Personal stories connect subjects to readers in ways that statistics can’t by themselves—but with 47 million faces to choose from in examining food stamp use, it’s easy to let anecdotes spin the facts.
Here’s one face of food stamps: Tianna Gaines-Turner, 34, married, and living in Pennsylvania’s First Congressional District, Philadelphia’s hungriest neighborhood. Her husband works at a grocery deli. She does some child care for money. The resulting income wreaks havoc on welfare formulas so the assistance they get isn’t enough: The couple’s three children have asthma and epilepsy. The family lives off food stamps, and sometimes the parents eat what the children leave on their plates.
Gaines-Turner is also an activist for Witnesses to Hunger, a voice for those who live in poverty daily and survive because of public assistance. She’s told her story to TV viewers and legislators alike: Government programs must be protected. Greg Kaufmann, author of “This Week in Poverty” for The Nation, used Gaines-Turner to blast Rep. Paul Ryan, R-Wis., and accuse him of ignoring facts on government programs and poverty. Ryan is leading a verbal Republican surge toward welfare reform, perhaps already in the works.
Kaufmann and friends act as if the 47 million SNAP (food stamp) recipients are all like the deserving Gaines-Turner family. But some thoughtless conservative pundits act as if all the 47 million are like the 29-year-old surfer bum from this weekend’s well-done Fox News special. “Thank you, taxpayers,” he says. When finding a face for SNAP, one side trots out the worst-off, and the other trots out the worst people.
In the real world, broken families make broken finances, and 47 percent of SNAP recipients are children. Since 2008, food stamps have grown disproportionately to the economy as the feds try to legislate diet and states pressure struggling families to bring home streams of “free” federal money. Food stamps have doubled in cost, and enrollment has increased 70 percent since 2008. Questioning the status quo is perfectly legitimate.
Ryan and Gaines-Turner are political opponents now, but their positions may have a lot in common. Gaines-Turner decries how the government often penalizes the poor the moment they start to get ahead, ultimately hurting some who try to escape government dependence. Ryan has said many disjointed programs “work against each other. In effect, we penalize people for finding a job or getting a raise.”
Ryan’s stated goal is to streamline programs, preserve a safety-net for the truly poor, and create new incentives for both givers and receivers: “That act of involvement, of human beings coming together to help one another—that’s so much better than some cold government program.”

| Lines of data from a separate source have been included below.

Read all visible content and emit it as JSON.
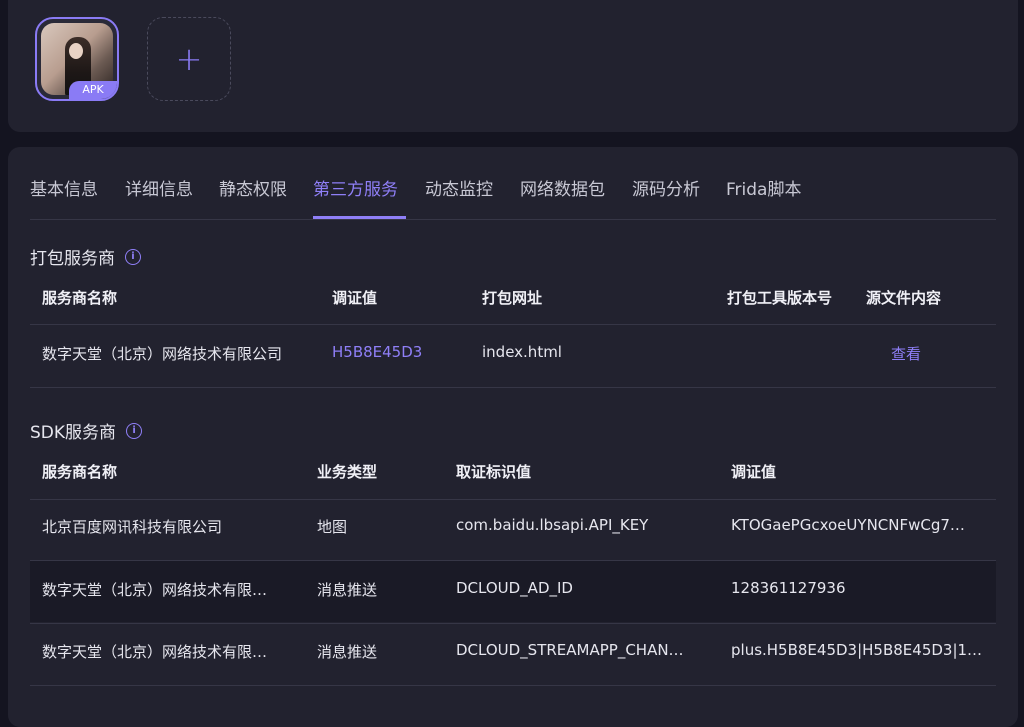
{
  "upload": {
    "badge": "APK",
    "add_symbol": "+"
  },
  "tabs": [
    "基本信息",
    "详细信息",
    "静态权限",
    "第三方服务",
    "动态监控",
    "网络数据包",
    "源码分析",
    "Frida脚本"
  ],
  "active_tab": "第三方服务",
  "packer": {
    "title": "打包服务商",
    "headers": [
      "服务商名称",
      "调证值",
      "打包网址",
      "打包工具版本号",
      "源文件内容"
    ],
    "row": {
      "vendor": "数字天堂（北京）网络技术有限公司",
      "evidence": "H5B8E45D3",
      "url": "index.html",
      "version": "",
      "action": "查看"
    }
  },
  "sdk": {
    "title": "SDK服务商",
    "headers": [
      "服务商名称",
      "业务类型",
      "取证标识值",
      "调证值"
    ],
    "rows": [
      {
        "vendor": "北京百度网讯科技有限公司",
        "type": "地图",
        "key": "com.baidu.lbsapi.API_KEY",
        "value": "KTOGaePGcxoeUYNCNFwCg7…"
      },
      {
        "vendor": "数字天堂（北京）网络技术有限…",
        "type": "消息推送",
        "key": "DCLOUD_AD_ID",
        "value": "128361127936"
      },
      {
        "vendor": "数字天堂（北京）网络技术有限…",
        "type": "消息推送",
        "key": "DCLOUD_STREAMAPP_CHAN…",
        "value": "plus.H5B8E45D3|H5B8E45D3|1…"
      }
    ]
  },
  "colors": {
    "accent": "#8f7ff7",
    "card": "#22222f",
    "background": "#141420"
  }
}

Gaines-Turner told MSNBC activist Melissa Harris-Perry that Ryan has no clue. Perhaps that’s because she’s never seen love in action except from her own impoverished neighbors. If so, that’s an indictment of conservatives and Christians.
And that raises perhaps the biggest question: Why has Gaines-Turner remained in the nation’s hungriest neighborhood outside the Bronx? Kaufmann, the Philadelphia Inquirer, MSNBC, and CNN have all featured this woman, yet she and her husband still resort to “kids plate surfing” for food. Are we still so focused on politics that no one has thought to lend a hand?